07/06/2007

Tournai : le quartier du Chateau (5)

Nous arrivons au terme de notre balade dans ce vaste quartier de Tournai. Notre intérêt se porte aujourd'hui sur l'église qui le domine : Saint-Nicolas dont le nom d'origine était celui de "Saint Nicolas du Bruille" mais parfois aussi populairement appelée église du Château.

Selon Hoverlant, sa construction daterait de 1281 mais Bozière nous fait remarquer qu'elle devait être antérieure à cette date et cite pour preuves quelques parties romanes enclavées dans l'abside du choeur actuel, de style ogival primaire, comme tout le reste, sauf les chapelles du Saint Sacrement ou des fonts baptismaux. Pour autre preuve, il cite également le testament, datant de l'an 1200, d'une dénommée Agnès li Ferrière qui donna cinq sous "au povres de Saint Nicholai el Bruille". L'église est composée de trois nefs et d'un choeur sans caroles augmentés par la suite de diverses chapelles. Il suffit de regarder le jardinet qui la jouxte pour se rendre compte de l'exhaussement de la rue pratiqué au XIXème siècle afin d'éviter les inondations répétitives du quartier durant la période hivernale. Vu de la place Verte, le clocher prend des allures de tour de Pise, effet d'optique ou inclinaison réelle, si cela était le cas, ce fait ne semble pas avoir attiré l'attention des auteurs qui la décrive.

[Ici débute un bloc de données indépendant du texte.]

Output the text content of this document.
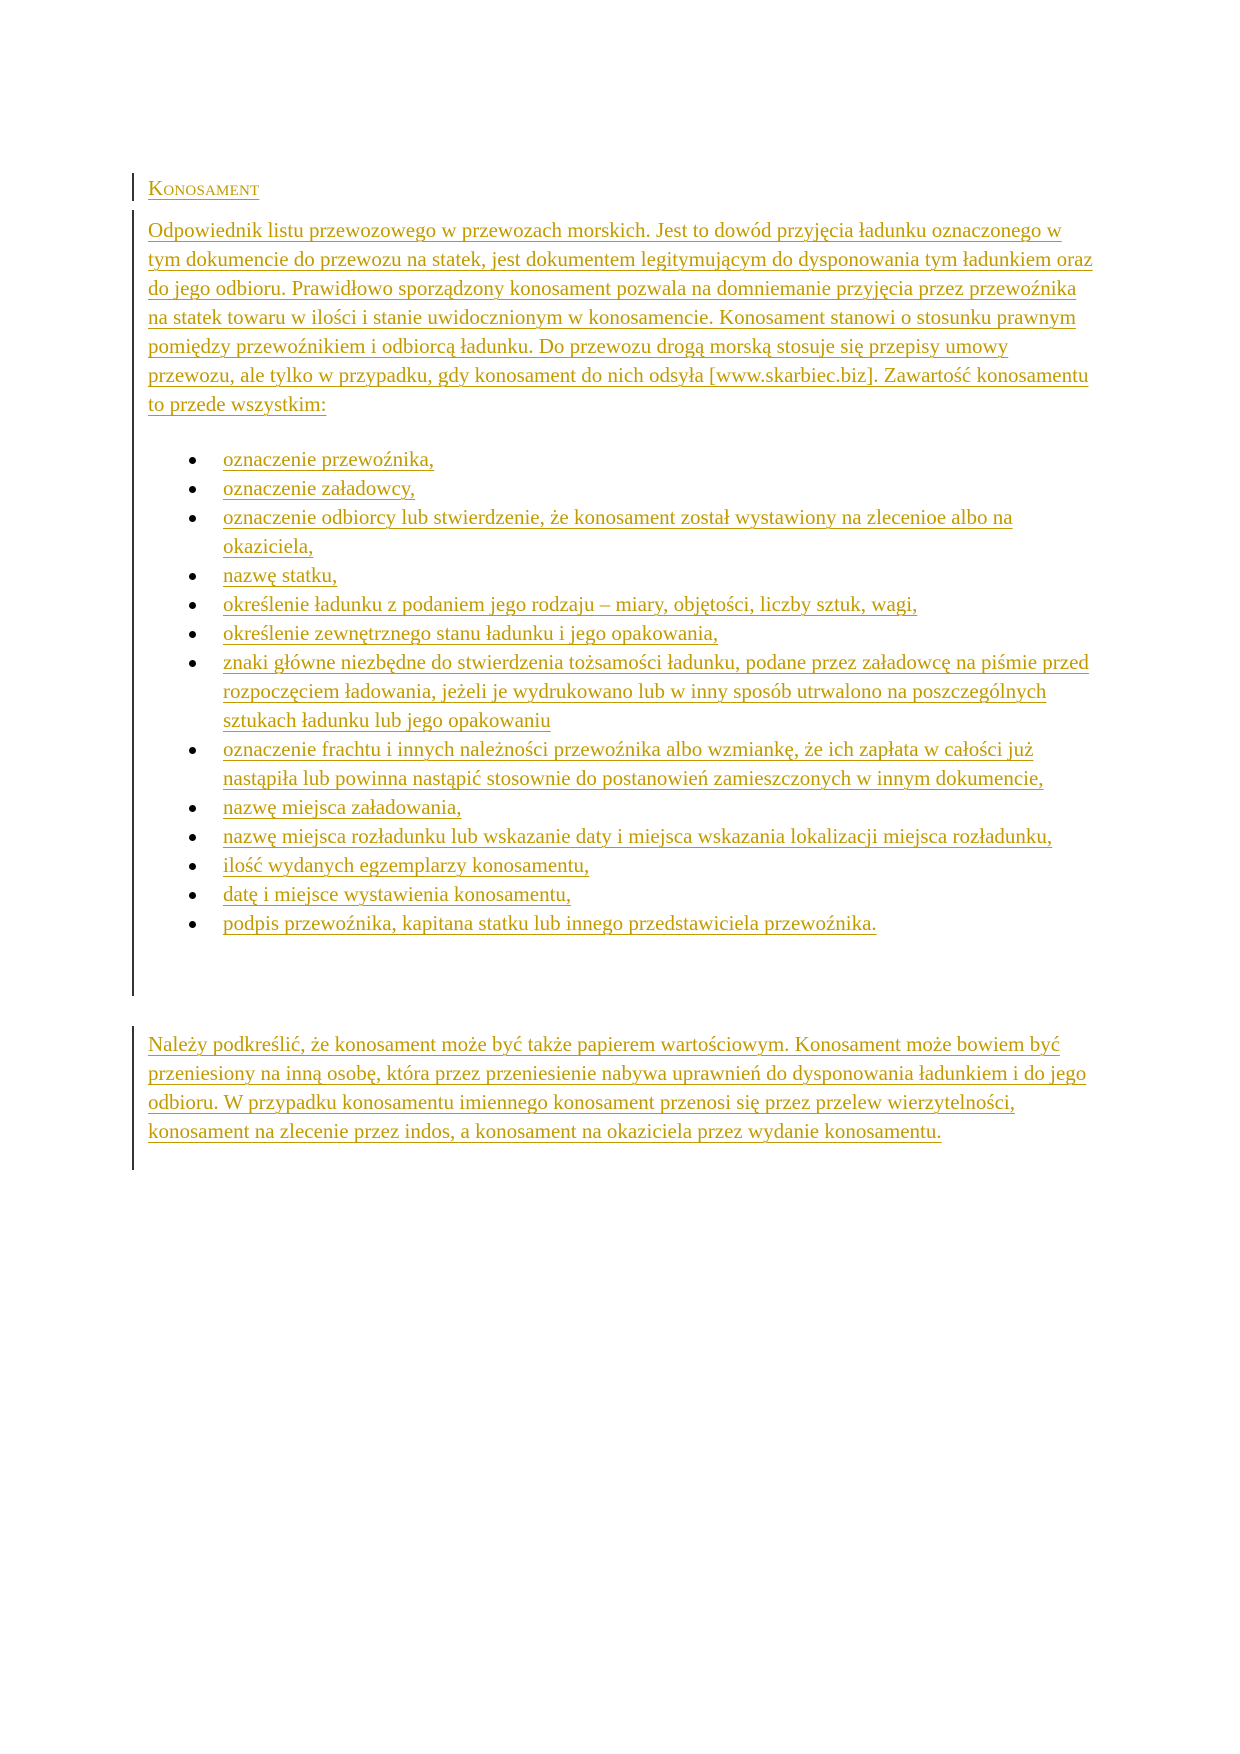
Konosament

Odpowiednik listu przewozowego w przewozach morskich. Jest to dowód przyjęcia ładunku oznaczonego w tym dokumencie do przewozu na statek, jest dokumentem legitymującym do dysponowania tym ładunkiem oraz do jego odbioru. Prawidłowo sporządzony konosament pozwala na domniemanie przyjęcia przez przewoźnika na statek towaru w ilości i stanie uwidocznionym w konosamencie. Konosament stanowi o stosunku prawnym pomiędzy przewoźnikiem i odbiorcą ładunku. Do przewozu drogą morską stosuje się przepisy umowy przewozu, ale tylko w przypadku, gdy konosament do nich odsyła [www.skarbiec.biz]. Zawartość konosamentu to przede wszystkim:

oznaczenie przewoźnika,
oznaczenie załadowcy,
oznaczenie odbiorcy lub stwierdzenie, że konosament został wystawiony na zlecenioe albo na okaziciela,
nazwę statku,
określenie ładunku z podaniem jego rodzaju – miary, objętości, liczby sztuk, wagi,
określenie zewnętrznego stanu ładunku i jego opakowania,
znaki główne niezbędne do stwierdzenia tożsamości ładunku, podane przez załadowcę na piśmie przed rozpoczęciem ładowania, jeżeli je wydrukowano lub w inny sposób utrwalono na poszczególnych sztukach ładunku lub jego opakowaniu
oznaczenie frachtu i innych należności przewoźnika albo wzmiankę, że ich zapłata w całości już nastąpiła lub powinna nastąpić stosownie do postanowień zamieszczonych w innym dokumencie,
nazwę miejsca załadowania,
nazwę miejsca rozładunku lub wskazanie daty i miejsca wskazania lokalizacji miejsca rozładunku,
ilość wydanych egzemplarzy konosamentu,
datę i miejsce wystawienia konosamentu,
podpis przewoźnika, kapitana statku lub innego przedstawiciela przewoźnika.

Należy podkreślić, że konosament może być także papierem wartościowym. Konosament może bowiem być przeniesiony na inną osobę, która przez przeniesienie nabywa uprawnień do dysponowania ładunkiem i do jego odbioru. W przypadku konosamentu imiennego konosament przenosi się przez przelew wierzytelności, konosament na zlecenie przez indos, a konosament na okaziciela przez wydanie konosamentu.
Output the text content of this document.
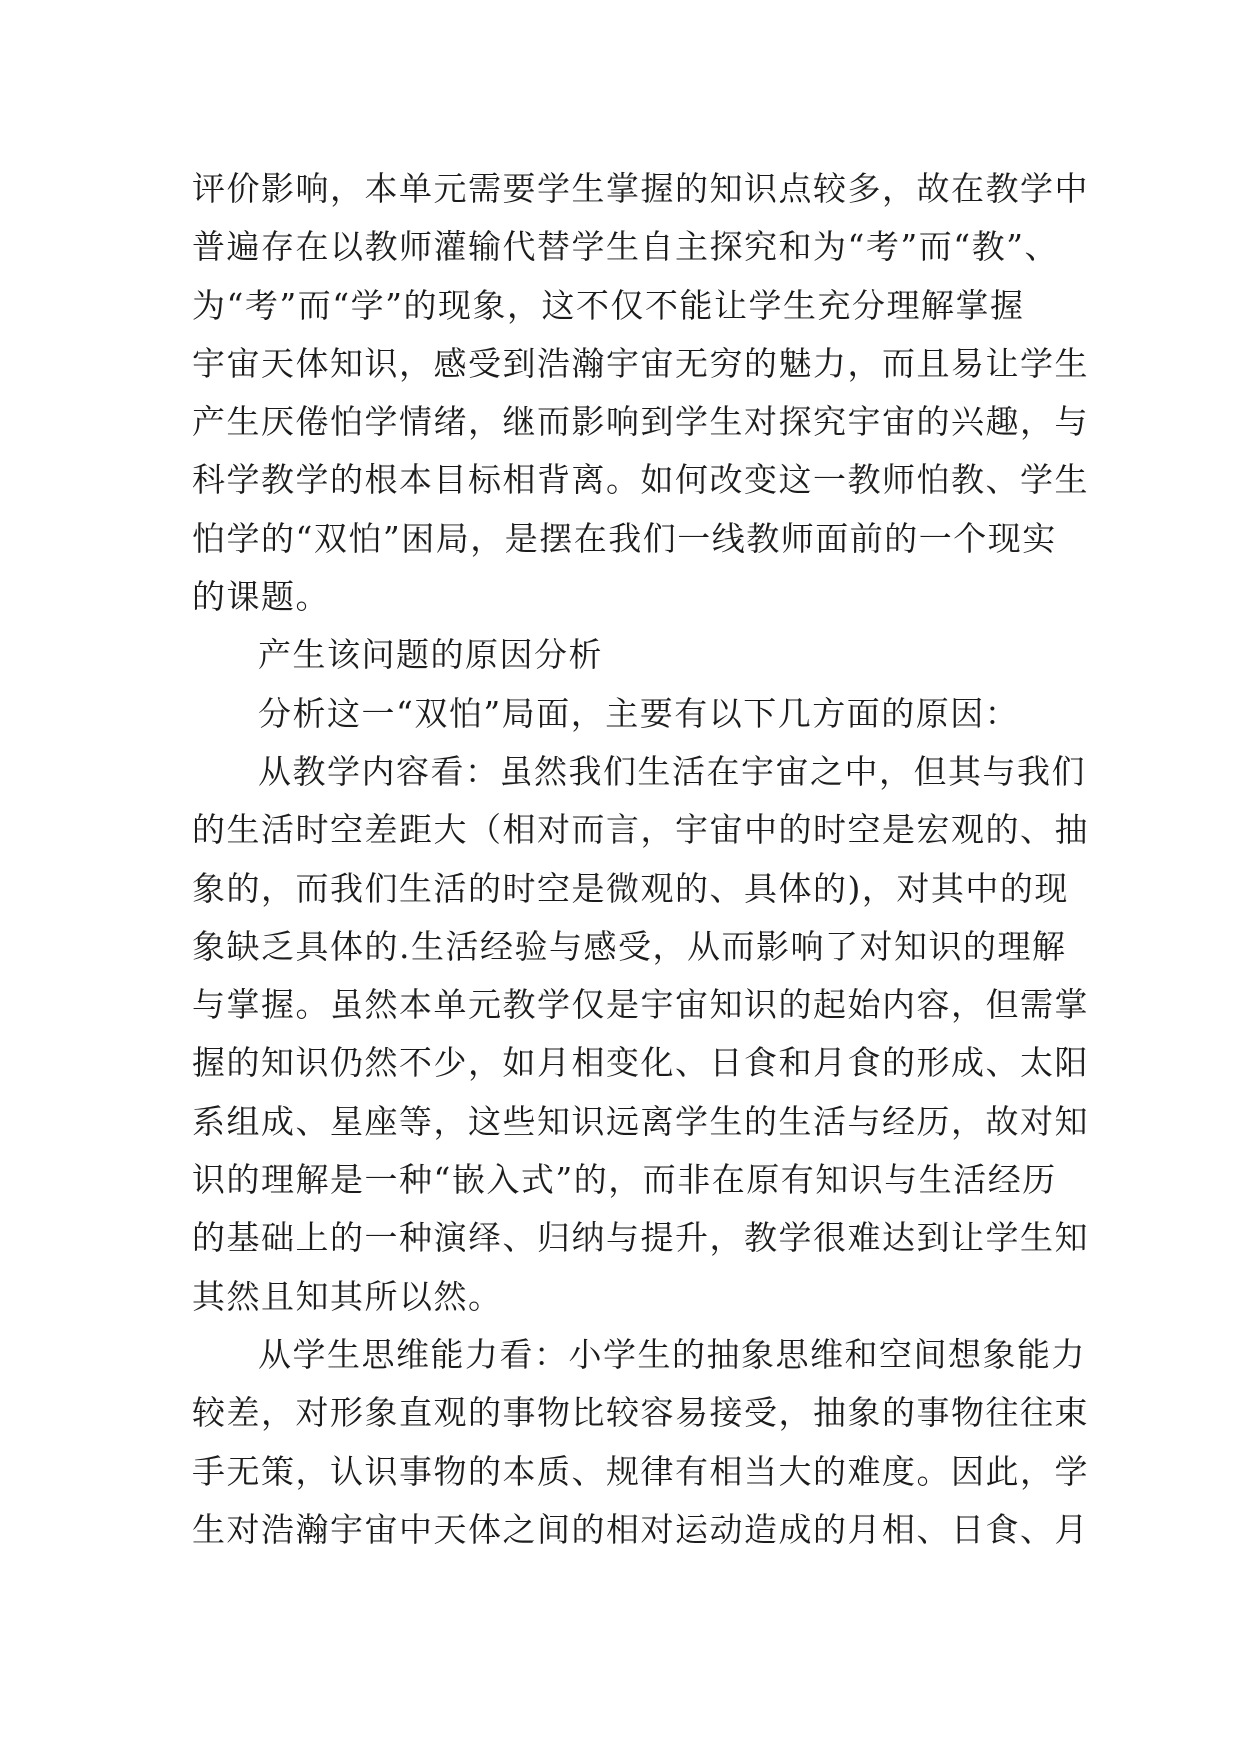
评价影响，本单元需要学生掌握的知识点较多，故在教学中
普遍存在以教师灌输代替学生自主探究和为“考”而“教”、
为“考”而“学”的现象，这不仅不能让学生充分理解掌握
宇宙天体知识，感受到浩瀚宇宙无穷的魅力，而且易让学生
产生厌倦怕学情绪，继而影响到学生对探究宇宙的兴趣，与
科学教学的根本目标相背离。如何改变这一教师怕教、学生
怕学的“双怕”困局，是摆在我们一线教师面前的一个现实
的课题。
产生该问题的原因分析
分析这一“双怕”局面，主要有以下几方面的原因：
从教学内容看：虽然我们生活在宇宙之中，但其与我们
的生活时空差距大（相对而言，宇宙中的时空是宏观的、抽
象的，而我们生活的时空是微观的、具体的)，对其中的现
象缺乏具体的.生活经验与感受，从而影响了对知识的理解
与掌握。虽然本单元教学仅是宇宙知识的起始内容，但需掌
握的知识仍然不少，如月相变化、日食和月食的形成、太阳
系组成、星座等，这些知识远离学生的生活与经历，故对知
识的理解是一种“嵌入式”的，而非在原有知识与生活经历
的基础上的一种演绎、归纳与提升，教学很难达到让学生知
其然且知其所以然。
从学生思维能力看：小学生的抽象思维和空间想象能力
较差，对形象直观的事物比较容易接受，抽象的事物往往束
手无策，认识事物的本质、规律有相当大的难度。因此，学
生对浩瀚宇宙中天体之间的相对运动造成的月相、日食、月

Fermée depuis très longtemps au culte, elle a été réouverte à plusieurs occasions notamment dans le cadre de la triennale de la tapisserie ou pour des expositions temporaires. Depuis quelques années, le doyenné de Tournai l'a mise à disposition de l'église orthodoxe pour la célébration de son culte. Icones et nombreuses décorations propres à ce culte sont ainsi venues l'enrichir. Régulièrement occupée, l'église a retrouvé une seconde vie et la fondation Pasquier Grenier, soucieuse de défendre le patrimoine tournaisien, y a trouvé accueil en 2006 pour son exposition relative à sa vision de Tournai partagée par plus en plus de tournaisiens.

Quittons le quartier par le quai Dumon, le plus large des quais de la ville, tellement large qu'il a permis la création d'un parking en son centre. Cette vaste étendue provient du fait que le traité conclu entre Louis XIV et les magistrats de la ville, en 1669, stipulait que cette partie de quai devait être réservée pour la construction d'un port "pour chargement et déchargement de munitions de guerre ou de produits de bouche destinés à l'Arsenal tout proche et pour l'embellissement de cette partie de la ville". Il tient son nom d'un dénommé Augustin Aimable Dumon, né à Lille en 1791, ayant obtenu la naturalisation en 1830 et qui devint président du sénat, gouverneur du Hainaut et bourgmestre de Tournai, fonctions qu'il occupa jusqu'à sa mort en janvier 1852. Il défendit de nombreux projets pour la ville et laissa un excellent souvenir parmi la population.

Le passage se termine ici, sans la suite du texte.